To dock two distinct monomers asymmetrically or to form cyclic oligomers, monomeric building blocks should have their center of mass at [0,0,0]. RPXDock will not center the inputs by default, but the --recenter_input option can be passed to translate a monomeric building block such that its center of mass is at [0,0,0]. The final transform values reported are relative to the recentered pose, so it is recommended that inputs are pre-centered if the user plans to use these values.
To form dihedral, stacking, wallpaper, and polyhedral group symmetries such as tetrahedral, octahedral, and icosahedral architectures, the input building blocks must be cyclic oligomers. The input .pdb files must be pre-aligned such that their internal rotational symmetry axes are aligned to the Z axis and the center of mass of the oligomer should be centered at [0,0,0]. It is important to note that the input .pdb files should only contain the asymmetric unit (asu) of the cyclic oligomer rather than the full symmetric building block, as RPXDock will generate the symmetry-related chains. Currently, dihedral docking only supports one-component (i.e., homomeric) architectures; stacking supports two-component architectures; polyhedral group docking supports one-, two-, and three-component architectures; and wallpaper docking supports two- and three-component architectures.
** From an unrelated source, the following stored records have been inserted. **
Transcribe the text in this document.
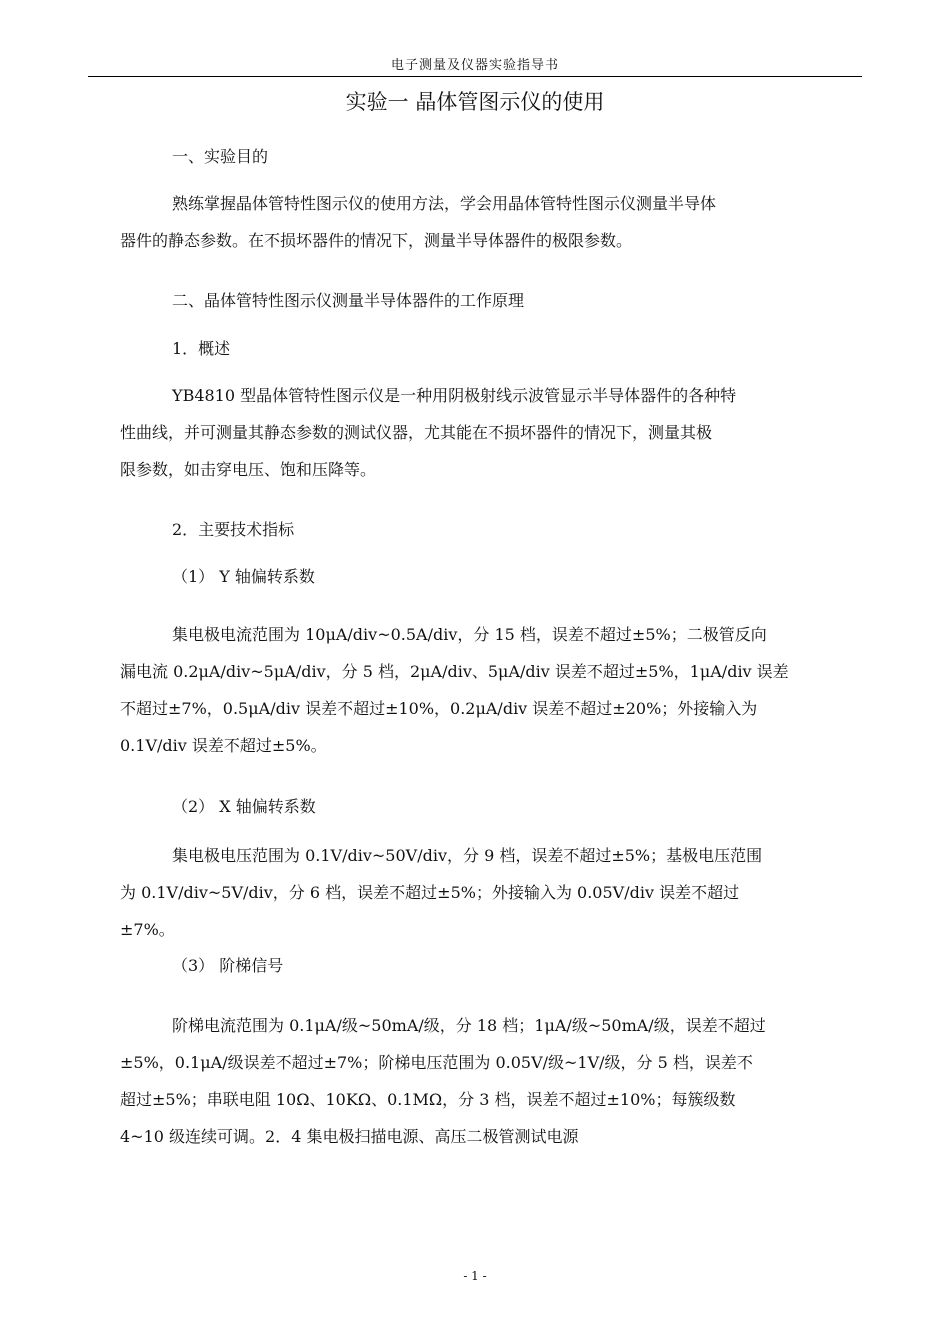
电子测量及仪器实验指导书
实验一 晶体管图示仪的使用
一、实验目的
熟练掌握晶体管特性图示仪的使用方法，学会用晶体管特性图示仪测量半导体
器件的静态参数。在不损坏器件的情况下，测量半导体器件的极限参数。
二、晶体管特性图示仪测量半导体器件的工作原理
1．概述
YB4810 型晶体管特性图示仪是一种用阴极射线示波管显示半导体器件的各种特
性曲线，并可测量其静态参数的测试仪器，尤其能在不损坏器件的情况下，测量其极
限参数，如击穿电压、饱和压降等。
2．主要技术指标
（1） Y 轴偏转系数
集电极电流范围为 10μA/div~0.5A/div，分 15 档，误差不超过±5%；二极管反向
漏电流 0.2μA/div~5μA/div，分 5 档，2μA/div、5μA/div 误差不超过±5%，1μA/div 误差
不超过±7%，0.5μA/div 误差不超过±10%，0.2μA/div 误差不超过±20%；外接输入为
0.1V/div 误差不超过±5%。
（2） X 轴偏转系数
集电极电压范围为 0.1V/div~50V/div，分 9 档，误差不超过±5%；基极电压范围
为 0.1V/div~5V/div，分 6 档，误差不超过±5%；外接输入为 0.05V/div 误差不超过
±7%。
（3） 阶梯信号
阶梯电流范围为 0.1μA/级~50mA/级，分 18 档；1μA/级~50mA/级，误差不超过
±5%，0.1μA/级误差不超过±7%；阶梯电压范围为 0.05V/级~1V/级，分 5 档，误差不
超过±5%；串联电阻 10Ω、10KΩ、0.1MΩ，分 3 档，误差不超过±10%；每簇级数
4~10 级连续可调。2．4 集电极扫描电源、高压二极管测试电源
- 1 -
To run RPXDock, clone this github repo and set up a proper conda environment using the environment.yml file. Note that a user must obtain a pyrosetta license (free for non-profit users) and update the username and password fields for their pyrosetta license in the environment.yml file before creating the environment. Users may need to also install additional packages in their conda environment such as pyyaml and willutil to properly build the application. To build and compile the codebase with the newly created conda environment, a user may simply run the pytest command using a gcc>9-compatible compiler. To verify that the code compiled properly, execute rpxdock/app/dock.py –-help in the new conda environment. The output should provide a list of options that are relevant for docking.